School was easier to bear, the following day. Rhondi and I sat on the swings during recess. Olivia walked over and asked Rhondi for some privacy. Rhondi replied with a “Hmph” and stomped off to the soccer field.

“She doesn’t like me, does she?” Olivia asks sadly.

“Rhondi’s just sensitive,” I reply, motioning to the available swing.

“I’m sorry Justin, I shouldn’t have been so mean to you. Brent’s been really hard to handle.” Olivia explained sitting on the rusted seat.

“Don’t worry about it! I‘m a dweeb. I should’ve just let you study. I’m sorry Olivia,” I say.

“No you’re not a dweeb, You’re the nicest guy I know, you convinced me to take a break from academics! That’s a tough thing to do. One thing you are is a good friend,” Olivia says blushing. “By the way, it’s Olly. Brent calls me Olly and you should too. ”

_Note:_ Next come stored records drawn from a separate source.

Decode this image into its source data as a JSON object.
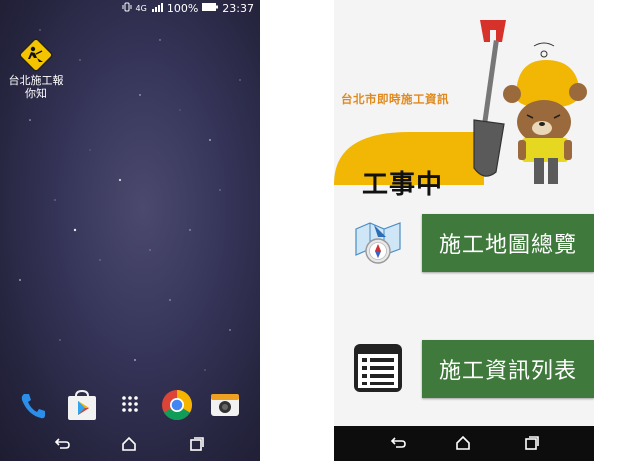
{
  "home": {
    "status": {
      "network": "4G",
      "battery": "100%",
      "time": "23:37"
    },
    "app_icon": {
      "label": "台北施工報你知",
      "icon": "construction-worker-sign-icon"
    },
    "dock": [
      {
        "name": "phone-app",
        "icon": "phone-icon"
      },
      {
        "name": "play-store-app",
        "icon": "play-store-icon"
      },
      {
        "name": "app-drawer",
        "icon": "app-drawer-icon"
      },
      {
        "name": "chrome-app",
        "icon": "chrome-icon"
      },
      {
        "name": "camera-app",
        "icon": "camera-icon"
      }
    ],
    "nav": [
      "back-icon",
      "home-icon",
      "recents-icon"
    ]
  },
  "app": {
    "banner": {
      "title": "台北市即時施工資訊",
      "sign_text": "工事中"
    },
    "menu": [
      {
        "label": "施工地圖總覽",
        "icon": "map-compass-icon"
      },
      {
        "label": "施工資訊列表",
        "icon": "list-icon"
      }
    ],
    "colors": {
      "button": "#3f7a3c",
      "accent": "#e08a1e",
      "helmet": "#f2b705"
    },
    "nav": [
      "back-icon",
      "home-icon",
      "recents-icon"
    ]
  }
}
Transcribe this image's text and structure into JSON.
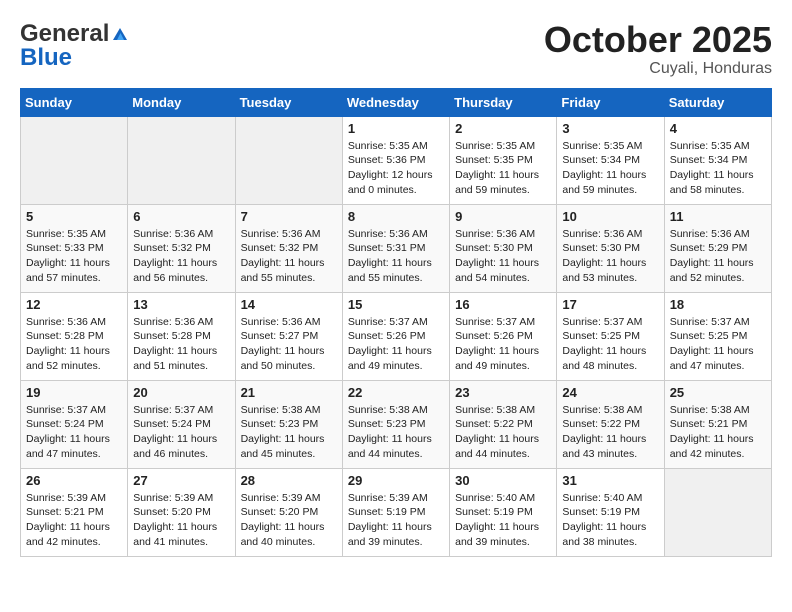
{
  "logo": {
    "general": "General",
    "blue": "Blue"
  },
  "title": "October 2025",
  "location": "Cuyali, Honduras",
  "days_of_week": [
    "Sunday",
    "Monday",
    "Tuesday",
    "Wednesday",
    "Thursday",
    "Friday",
    "Saturday"
  ],
  "weeks": [
    [
      {
        "day": "",
        "info": ""
      },
      {
        "day": "",
        "info": ""
      },
      {
        "day": "",
        "info": ""
      },
      {
        "day": "1",
        "info": "Sunrise: 5:35 AM\nSunset: 5:36 PM\nDaylight: 12 hours\nand 0 minutes."
      },
      {
        "day": "2",
        "info": "Sunrise: 5:35 AM\nSunset: 5:35 PM\nDaylight: 11 hours\nand 59 minutes."
      },
      {
        "day": "3",
        "info": "Sunrise: 5:35 AM\nSunset: 5:34 PM\nDaylight: 11 hours\nand 59 minutes."
      },
      {
        "day": "4",
        "info": "Sunrise: 5:35 AM\nSunset: 5:34 PM\nDaylight: 11 hours\nand 58 minutes."
      }
    ],
    [
      {
        "day": "5",
        "info": "Sunrise: 5:35 AM\nSunset: 5:33 PM\nDaylight: 11 hours\nand 57 minutes."
      },
      {
        "day": "6",
        "info": "Sunrise: 5:36 AM\nSunset: 5:32 PM\nDaylight: 11 hours\nand 56 minutes."
      },
      {
        "day": "7",
        "info": "Sunrise: 5:36 AM\nSunset: 5:32 PM\nDaylight: 11 hours\nand 55 minutes."
      },
      {
        "day": "8",
        "info": "Sunrise: 5:36 AM\nSunset: 5:31 PM\nDaylight: 11 hours\nand 55 minutes."
      },
      {
        "day": "9",
        "info": "Sunrise: 5:36 AM\nSunset: 5:30 PM\nDaylight: 11 hours\nand 54 minutes."
      },
      {
        "day": "10",
        "info": "Sunrise: 5:36 AM\nSunset: 5:30 PM\nDaylight: 11 hours\nand 53 minutes."
      },
      {
        "day": "11",
        "info": "Sunrise: 5:36 AM\nSunset: 5:29 PM\nDaylight: 11 hours\nand 52 minutes."
      }
    ],
    [
      {
        "day": "12",
        "info": "Sunrise: 5:36 AM\nSunset: 5:28 PM\nDaylight: 11 hours\nand 52 minutes."
      },
      {
        "day": "13",
        "info": "Sunrise: 5:36 AM\nSunset: 5:28 PM\nDaylight: 11 hours\nand 51 minutes."
      },
      {
        "day": "14",
        "info": "Sunrise: 5:36 AM\nSunset: 5:27 PM\nDaylight: 11 hours\nand 50 minutes."
      },
      {
        "day": "15",
        "info": "Sunrise: 5:37 AM\nSunset: 5:26 PM\nDaylight: 11 hours\nand 49 minutes."
      },
      {
        "day": "16",
        "info": "Sunrise: 5:37 AM\nSunset: 5:26 PM\nDaylight: 11 hours\nand 49 minutes."
      },
      {
        "day": "17",
        "info": "Sunrise: 5:37 AM\nSunset: 5:25 PM\nDaylight: 11 hours\nand 48 minutes."
      },
      {
        "day": "18",
        "info": "Sunrise: 5:37 AM\nSunset: 5:25 PM\nDaylight: 11 hours\nand 47 minutes."
      }
    ],
    [
      {
        "day": "19",
        "info": "Sunrise: 5:37 AM\nSunset: 5:24 PM\nDaylight: 11 hours\nand 47 minutes."
      },
      {
        "day": "20",
        "info": "Sunrise: 5:37 AM\nSunset: 5:24 PM\nDaylight: 11 hours\nand 46 minutes."
      },
      {
        "day": "21",
        "info": "Sunrise: 5:38 AM\nSunset: 5:23 PM\nDaylight: 11 hours\nand 45 minutes."
      },
      {
        "day": "22",
        "info": "Sunrise: 5:38 AM\nSunset: 5:23 PM\nDaylight: 11 hours\nand 44 minutes."
      },
      {
        "day": "23",
        "info": "Sunrise: 5:38 AM\nSunset: 5:22 PM\nDaylight: 11 hours\nand 44 minutes."
      },
      {
        "day": "24",
        "info": "Sunrise: 5:38 AM\nSunset: 5:22 PM\nDaylight: 11 hours\nand 43 minutes."
      },
      {
        "day": "25",
        "info": "Sunrise: 5:38 AM\nSunset: 5:21 PM\nDaylight: 11 hours\nand 42 minutes."
      }
    ],
    [
      {
        "day": "26",
        "info": "Sunrise: 5:39 AM\nSunset: 5:21 PM\nDaylight: 11 hours\nand 42 minutes."
      },
      {
        "day": "27",
        "info": "Sunrise: 5:39 AM\nSunset: 5:20 PM\nDaylight: 11 hours\nand 41 minutes."
      },
      {
        "day": "28",
        "info": "Sunrise: 5:39 AM\nSunset: 5:20 PM\nDaylight: 11 hours\nand 40 minutes."
      },
      {
        "day": "29",
        "info": "Sunrise: 5:39 AM\nSunset: 5:19 PM\nDaylight: 11 hours\nand 39 minutes."
      },
      {
        "day": "30",
        "info": "Sunrise: 5:40 AM\nSunset: 5:19 PM\nDaylight: 11 hours\nand 39 minutes."
      },
      {
        "day": "31",
        "info": "Sunrise: 5:40 AM\nSunset: 5:19 PM\nDaylight: 11 hours\nand 38 minutes."
      },
      {
        "day": "",
        "info": ""
      }
    ]
  ]
}
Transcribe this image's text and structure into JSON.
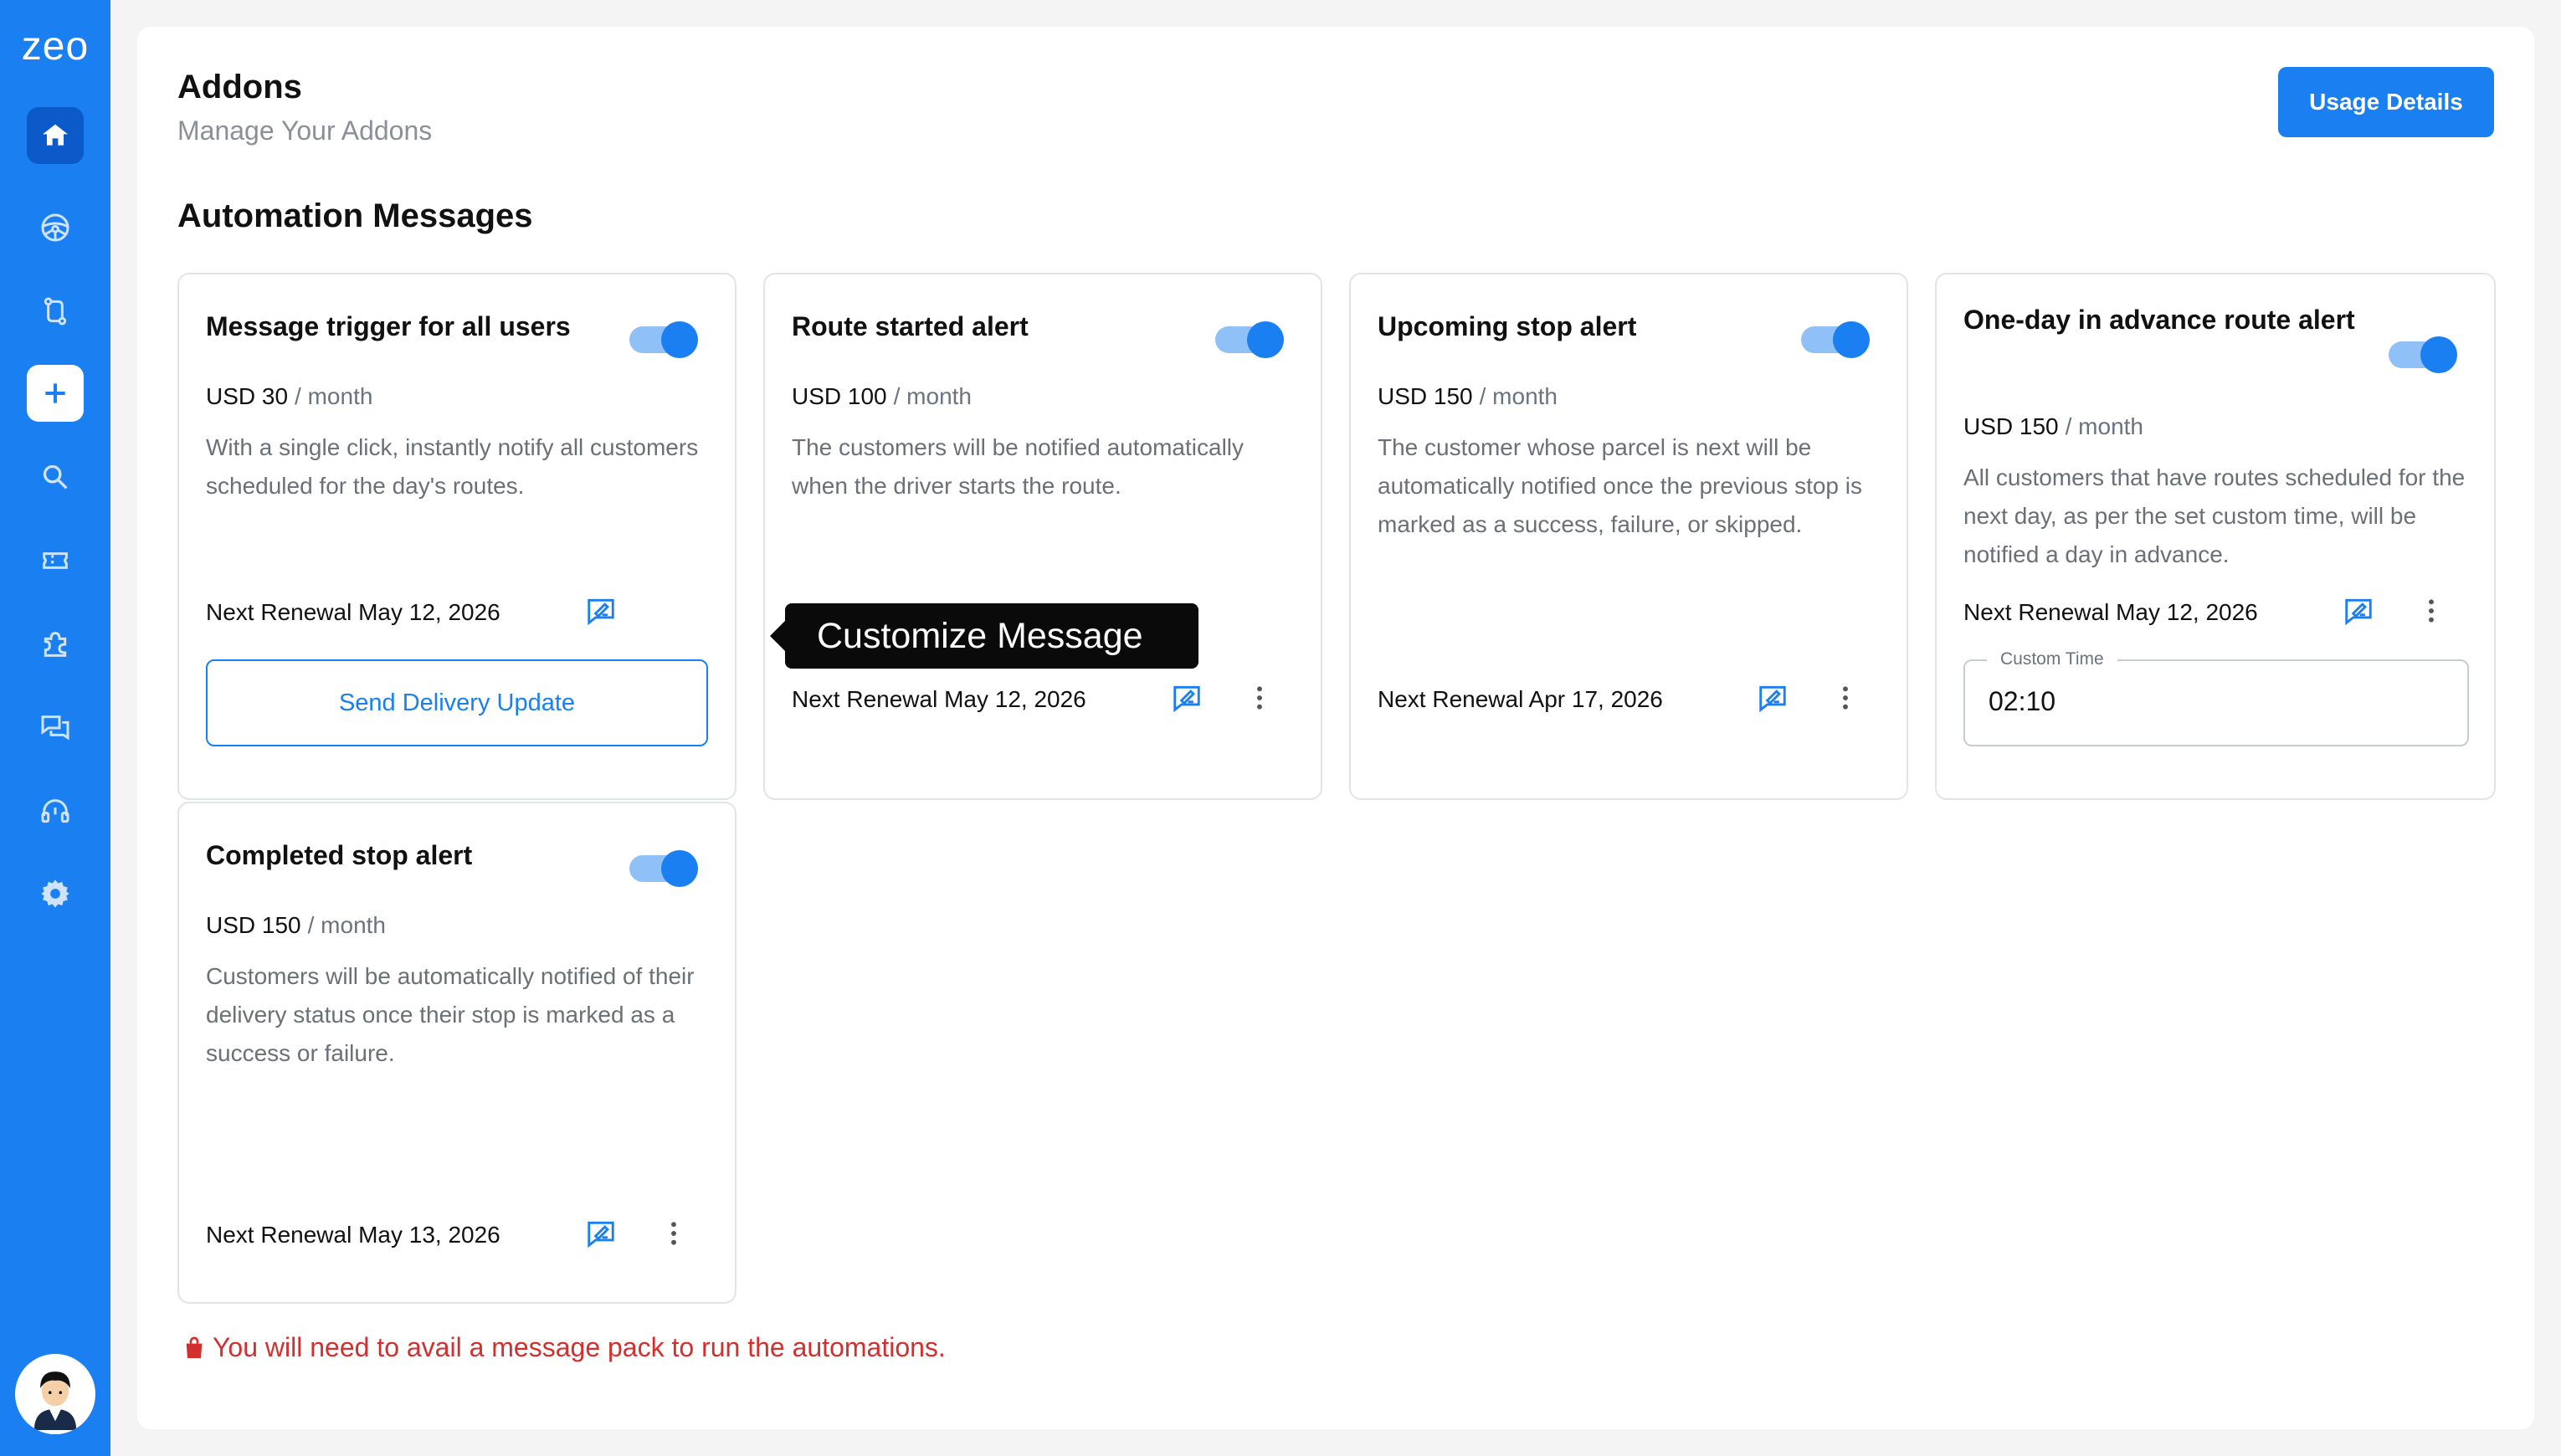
{
  "app": {
    "logo": "zeo"
  },
  "colors": {
    "brand": "#1a7ff0",
    "warning": "#d32f2f"
  },
  "sidebar": {
    "items": [
      {
        "name": "home",
        "icon": "home-icon",
        "active": true
      },
      {
        "name": "drivers",
        "icon": "steering-wheel-icon"
      },
      {
        "name": "routes",
        "icon": "route-icon"
      },
      {
        "name": "add",
        "icon": "plus-icon"
      },
      {
        "name": "search",
        "icon": "search-icon"
      },
      {
        "name": "tickets",
        "icon": "ticket-icon"
      },
      {
        "name": "addons",
        "icon": "puzzle-icon"
      },
      {
        "name": "messages",
        "icon": "chat-icon"
      },
      {
        "name": "support",
        "icon": "headset-icon"
      },
      {
        "name": "settings",
        "icon": "gear-icon"
      }
    ]
  },
  "header": {
    "title": "Addons",
    "subtitle": "Manage Your Addons",
    "usage_button": "Usage Details"
  },
  "section": {
    "title": "Automation Messages"
  },
  "cards": [
    {
      "title": "Message trigger for all users",
      "price": "USD 30",
      "period": "/ month",
      "description": "With a single click, instantly notify all customers scheduled for the day's routes.",
      "renewal": "Next Renewal May 12, 2026",
      "enabled": true,
      "action_button": "Send Delivery Update"
    },
    {
      "title": "Route started alert",
      "price": "USD 100",
      "period": "/ month",
      "description": "The customers will be notified automatically when the driver starts the route.",
      "renewal": "Next Renewal May 12, 2026",
      "enabled": true
    },
    {
      "title": "Upcoming stop alert",
      "price": "USD 150",
      "period": "/ month",
      "description": "The customer whose parcel is next will be automatically notified once the previous stop is marked as a success, failure, or skipped.",
      "renewal": "Next Renewal Apr 17, 2026",
      "enabled": true
    },
    {
      "title": "One-day in advance route alert",
      "price": "USD 150",
      "period": "/ month",
      "description": "All customers that have routes scheduled for the next day, as per the set custom time, will be notified a day in advance.",
      "renewal": "Next Renewal May 12, 2026",
      "enabled": true,
      "custom_time_label": "Custom Time",
      "custom_time_value": "02:10"
    },
    {
      "title": "Completed stop alert",
      "price": "USD 150",
      "period": "/ month",
      "description": "Customers will be automatically notified of their delivery status once their stop is marked as a success or failure.",
      "renewal": "Next Renewal May 13, 2026",
      "enabled": true
    }
  ],
  "tooltip": {
    "text": "Customize Message"
  },
  "warning": {
    "text": "You will need to avail a message pack to run the automations."
  }
}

We swing back and forth, holding hands and smiling until recess ends. I head to class with Olivia on my shoulder and her phone number in my head.


~5 months later~


Rhondi was quite upset about my new girlfriend. I bought her a ginormous bag full of cherry suckers and she soon forgave me. Ron called up some of his old band members and “The Thieves” were back! (Ron’s still trying to change the name).

Dad’s slowly reducing the amount of drugs he’s consuming. The doctors are trying to prescribe a dose a day. Principal Isopolos awarded me the “DETENTION FREE” trophy. Olivia and I are the only holders of the title since Quarrelton opened.

Knock-knock. Ron, Olivia and I are going to the Yankees baseball game today. I open the door. Her snowy, white hair was pulled into a high ponytail and she wore a “New York Yankees” baseball cap. She looked beautiful.

“Are you ready to go?”  she asked.

“Absolutely!” I reply. We walk out and spot Ron coming around to the front yard. He has his lucky Babe Ruth baseball.

“I thought we might want the Great Bambino by our side,” he says. Olivia, Ron and I stroll down the sidewalk. I wave at Mrs. Trufer, our neighbor, who’s watering her lawn. Ever since I received the award from Principal Isopolos the neighbors started disregarding  my last name, started treating me like the a regular kid, a good kid. She waves back and cheers,


I smile and grab Olivia’s hand. We turn left onto Main St. and I can see the crowd piling into the gigantic stadium. The Yankees win, 4-1.